Hong Kong artists: A piece of bygone culture brought back to life, thanks to a pair of Hong Kong artists.
This is a mini replica of Kai Tak Amusement Park, Which was demolished in 1982.
Many old buildings such as this have been replaced by gleaming skyscrapers.
This artist is behind the effort to preserve memories of his hometown through miniatures.
Tony Lai ( Co-owner, TOMA Miniatures)
”We often see elderly people who would tear up after seeing our models. Maybe because our creations cause them to reminisce about things they once experienced and lived through, triggering memories. At the end of the day, Hong Kong is a big city, so there has been much architecture. or things from our childhood that have slowly disappeared.
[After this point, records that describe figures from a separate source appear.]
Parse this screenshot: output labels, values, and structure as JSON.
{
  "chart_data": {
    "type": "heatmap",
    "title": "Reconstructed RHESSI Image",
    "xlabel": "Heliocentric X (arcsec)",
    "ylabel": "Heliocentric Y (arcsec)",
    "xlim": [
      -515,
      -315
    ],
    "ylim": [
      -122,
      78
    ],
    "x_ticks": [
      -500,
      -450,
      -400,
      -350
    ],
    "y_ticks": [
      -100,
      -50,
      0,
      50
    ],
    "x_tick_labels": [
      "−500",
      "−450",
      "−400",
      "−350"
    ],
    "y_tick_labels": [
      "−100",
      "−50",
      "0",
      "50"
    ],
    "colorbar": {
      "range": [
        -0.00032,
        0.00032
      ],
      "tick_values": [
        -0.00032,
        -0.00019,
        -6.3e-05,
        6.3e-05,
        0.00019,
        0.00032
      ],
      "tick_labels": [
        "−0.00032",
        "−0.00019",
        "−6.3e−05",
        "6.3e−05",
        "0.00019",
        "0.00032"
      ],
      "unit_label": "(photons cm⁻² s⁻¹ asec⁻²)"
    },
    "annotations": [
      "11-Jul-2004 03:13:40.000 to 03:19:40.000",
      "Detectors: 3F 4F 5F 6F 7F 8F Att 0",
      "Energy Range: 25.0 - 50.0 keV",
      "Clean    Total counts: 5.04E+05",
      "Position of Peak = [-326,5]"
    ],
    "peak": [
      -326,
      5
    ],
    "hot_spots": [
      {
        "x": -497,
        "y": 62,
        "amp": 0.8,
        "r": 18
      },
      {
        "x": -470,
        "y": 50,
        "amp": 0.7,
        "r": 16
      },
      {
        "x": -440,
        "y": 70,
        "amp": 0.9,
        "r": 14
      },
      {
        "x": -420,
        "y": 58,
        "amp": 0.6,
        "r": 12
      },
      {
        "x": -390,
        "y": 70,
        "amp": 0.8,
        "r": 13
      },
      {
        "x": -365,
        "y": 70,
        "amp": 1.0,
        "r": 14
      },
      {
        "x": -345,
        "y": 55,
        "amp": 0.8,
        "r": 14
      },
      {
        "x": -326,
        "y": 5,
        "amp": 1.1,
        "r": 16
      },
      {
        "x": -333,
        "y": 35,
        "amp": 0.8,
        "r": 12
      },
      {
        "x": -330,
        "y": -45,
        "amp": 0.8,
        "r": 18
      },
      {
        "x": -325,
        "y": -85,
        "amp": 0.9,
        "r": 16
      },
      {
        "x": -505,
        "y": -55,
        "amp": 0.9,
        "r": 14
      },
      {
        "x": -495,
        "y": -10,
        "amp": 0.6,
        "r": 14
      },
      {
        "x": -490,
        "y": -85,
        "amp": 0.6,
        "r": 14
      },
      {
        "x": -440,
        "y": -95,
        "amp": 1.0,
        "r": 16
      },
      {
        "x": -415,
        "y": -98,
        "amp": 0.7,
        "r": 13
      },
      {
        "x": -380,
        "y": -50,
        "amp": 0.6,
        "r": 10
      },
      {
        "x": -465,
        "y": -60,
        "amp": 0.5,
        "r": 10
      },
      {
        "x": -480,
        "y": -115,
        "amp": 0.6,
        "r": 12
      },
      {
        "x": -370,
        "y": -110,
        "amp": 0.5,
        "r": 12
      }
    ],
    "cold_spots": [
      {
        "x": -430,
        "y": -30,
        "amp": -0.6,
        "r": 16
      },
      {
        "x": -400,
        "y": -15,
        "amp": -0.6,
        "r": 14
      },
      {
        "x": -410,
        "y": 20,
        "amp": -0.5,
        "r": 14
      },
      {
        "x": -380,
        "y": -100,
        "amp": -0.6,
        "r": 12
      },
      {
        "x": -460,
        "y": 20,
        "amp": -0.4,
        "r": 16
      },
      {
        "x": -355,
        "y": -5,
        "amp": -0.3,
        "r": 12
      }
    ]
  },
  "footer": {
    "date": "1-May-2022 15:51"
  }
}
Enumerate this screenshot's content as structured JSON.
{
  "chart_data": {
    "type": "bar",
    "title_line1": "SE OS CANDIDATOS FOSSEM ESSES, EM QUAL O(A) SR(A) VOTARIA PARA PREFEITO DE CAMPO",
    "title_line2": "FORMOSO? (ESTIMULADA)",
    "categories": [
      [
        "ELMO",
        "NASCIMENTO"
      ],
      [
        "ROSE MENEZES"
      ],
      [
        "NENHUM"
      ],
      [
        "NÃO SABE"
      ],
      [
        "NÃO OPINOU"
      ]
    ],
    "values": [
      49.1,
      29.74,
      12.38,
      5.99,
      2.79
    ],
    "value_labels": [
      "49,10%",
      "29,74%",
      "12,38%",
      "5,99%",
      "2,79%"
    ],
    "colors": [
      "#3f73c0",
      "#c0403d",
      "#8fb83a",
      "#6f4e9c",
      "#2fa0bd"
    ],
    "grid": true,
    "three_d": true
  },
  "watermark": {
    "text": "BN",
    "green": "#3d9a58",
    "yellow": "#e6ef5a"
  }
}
If we can use our ability to recreate these through miniature models, then it’s a happy thing.”
While Tony focuses on architecture, His partner is keen on tasty creations.
Maggie Chan ( Co-owner, TOMA Miniatures)
”Why did I start making miniature foods?
It’s because my dad, during our childhood, used to love taking us to try different foods.
To relive these memories, these flavorsome memories, I really enjoy focusing on food.”
The miniatures appeal to people eager to glimpse the past or recapture faded memories.
It could be something small, even just a poster or a bowl of beef brisket noodles that will spark people’s memories and trigger certain emotions.
The models also capture vibrant cultural festivals such as the famous Tai Hang Fire Dragon dance every Mid – Autumn Festival Or the Cheung Chau Bun Festival represented by this tiny replica of a 14 – Metre (46ft) bamboo tower.
Celebrated since the 19th century, the festival is to appease spirits who died in the plague.
At the end of the day, Hong Kong is a big city, so there’s been much architecture. or things from our childhood that have slowly disappeared.
If we can use our ability to recreate these through miniature models, then it’s a happy thing.